Place a cone (or trainer). Approach at a jog. Step over the ball with the right foot, push out with the left. Repeat the other way. Then double up: two step-overs, push out. Then a scissor move. Build slowly.

Why it works: moves only become useful in a match when they’re automatic. Repetition over time builds that.

5. The first-touch reset

throw 1st touch
Throw against the wall. Cushion the return. Drop the ball at your feet.

Throw the ball gently against a wall so it returns at chest height. Take a first touch that drops the ball at your feet, ready to play forward. Repeat. Vary the throw, high, low, side. The first touch should set up the next move, more than just stop the ball.

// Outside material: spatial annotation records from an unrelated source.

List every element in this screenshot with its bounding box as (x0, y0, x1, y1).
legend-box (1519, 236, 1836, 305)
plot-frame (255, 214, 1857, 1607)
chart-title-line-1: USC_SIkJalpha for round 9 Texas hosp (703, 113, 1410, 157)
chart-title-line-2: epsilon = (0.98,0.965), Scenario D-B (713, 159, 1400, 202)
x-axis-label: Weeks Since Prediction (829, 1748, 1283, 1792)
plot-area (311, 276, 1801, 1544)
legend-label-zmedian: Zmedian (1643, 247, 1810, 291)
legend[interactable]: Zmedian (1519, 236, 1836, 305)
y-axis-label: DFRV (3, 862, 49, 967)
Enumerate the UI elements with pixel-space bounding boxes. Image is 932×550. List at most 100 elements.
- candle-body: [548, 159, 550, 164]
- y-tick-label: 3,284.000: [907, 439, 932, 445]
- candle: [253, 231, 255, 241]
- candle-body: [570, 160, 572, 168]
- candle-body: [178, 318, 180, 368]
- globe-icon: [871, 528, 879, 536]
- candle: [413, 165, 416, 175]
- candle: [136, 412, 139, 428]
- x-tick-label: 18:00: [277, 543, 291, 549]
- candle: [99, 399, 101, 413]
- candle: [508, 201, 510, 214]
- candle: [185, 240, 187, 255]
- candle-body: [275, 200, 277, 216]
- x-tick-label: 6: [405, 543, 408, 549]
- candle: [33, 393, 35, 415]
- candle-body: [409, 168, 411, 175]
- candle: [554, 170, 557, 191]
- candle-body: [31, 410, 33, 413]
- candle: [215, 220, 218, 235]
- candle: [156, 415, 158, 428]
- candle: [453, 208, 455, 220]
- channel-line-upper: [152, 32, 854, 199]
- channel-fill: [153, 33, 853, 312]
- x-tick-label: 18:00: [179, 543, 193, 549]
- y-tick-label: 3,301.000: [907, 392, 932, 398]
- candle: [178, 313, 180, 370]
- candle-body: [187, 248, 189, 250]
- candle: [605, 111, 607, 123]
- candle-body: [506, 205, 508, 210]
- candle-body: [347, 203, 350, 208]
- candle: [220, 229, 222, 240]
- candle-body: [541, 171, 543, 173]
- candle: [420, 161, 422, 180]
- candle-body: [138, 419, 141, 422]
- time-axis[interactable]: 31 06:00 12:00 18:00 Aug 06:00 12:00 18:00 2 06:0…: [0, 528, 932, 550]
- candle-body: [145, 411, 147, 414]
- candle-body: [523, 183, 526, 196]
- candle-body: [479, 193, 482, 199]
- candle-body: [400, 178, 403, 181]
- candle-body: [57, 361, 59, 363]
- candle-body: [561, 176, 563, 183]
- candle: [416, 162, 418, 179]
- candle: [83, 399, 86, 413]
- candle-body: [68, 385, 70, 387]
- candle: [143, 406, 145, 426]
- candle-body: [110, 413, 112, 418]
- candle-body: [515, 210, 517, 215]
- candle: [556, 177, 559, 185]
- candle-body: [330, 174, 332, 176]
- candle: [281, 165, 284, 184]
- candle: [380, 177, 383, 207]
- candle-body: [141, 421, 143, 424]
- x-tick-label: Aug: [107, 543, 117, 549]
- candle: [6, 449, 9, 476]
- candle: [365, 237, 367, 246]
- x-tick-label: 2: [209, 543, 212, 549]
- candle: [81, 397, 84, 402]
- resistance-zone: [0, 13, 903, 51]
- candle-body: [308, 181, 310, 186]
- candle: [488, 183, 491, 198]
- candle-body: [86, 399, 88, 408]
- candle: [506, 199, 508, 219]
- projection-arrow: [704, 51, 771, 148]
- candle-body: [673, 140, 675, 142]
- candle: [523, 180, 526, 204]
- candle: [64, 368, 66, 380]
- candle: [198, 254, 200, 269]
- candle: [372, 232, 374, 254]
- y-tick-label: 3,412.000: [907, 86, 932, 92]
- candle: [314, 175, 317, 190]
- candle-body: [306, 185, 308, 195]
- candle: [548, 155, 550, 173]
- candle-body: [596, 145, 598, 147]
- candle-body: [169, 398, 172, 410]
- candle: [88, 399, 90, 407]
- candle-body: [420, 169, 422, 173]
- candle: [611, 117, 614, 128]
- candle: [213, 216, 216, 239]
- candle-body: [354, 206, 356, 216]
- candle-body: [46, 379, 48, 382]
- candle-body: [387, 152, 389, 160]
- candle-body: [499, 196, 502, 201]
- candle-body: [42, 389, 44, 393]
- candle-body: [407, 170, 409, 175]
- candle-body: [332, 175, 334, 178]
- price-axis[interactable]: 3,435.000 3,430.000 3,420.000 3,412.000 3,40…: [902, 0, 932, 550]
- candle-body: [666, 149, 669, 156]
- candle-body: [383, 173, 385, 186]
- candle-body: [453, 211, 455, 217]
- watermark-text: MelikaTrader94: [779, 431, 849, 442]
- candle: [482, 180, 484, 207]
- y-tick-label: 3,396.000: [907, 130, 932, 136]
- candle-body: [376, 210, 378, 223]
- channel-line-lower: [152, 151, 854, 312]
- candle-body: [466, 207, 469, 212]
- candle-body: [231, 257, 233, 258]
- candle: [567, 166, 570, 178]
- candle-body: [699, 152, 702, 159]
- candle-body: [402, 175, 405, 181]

Why it works: first touch separates good young players from the rest. A poor first touch invites pressure and forces a hurried decision. A clean first touch creates time.

Ten minutes a day, four days a week, beats one big session at the weekend.

How often, how long

Keep it short. Keep it consistent. Track touches. Compete against yesterday. Six weeks of daily 10-minute drills will outpace six months of weekend-only practice every time.

If your child takes one of these drills and makes it a habit, that’s the win. Skill is the compound interest of repetition.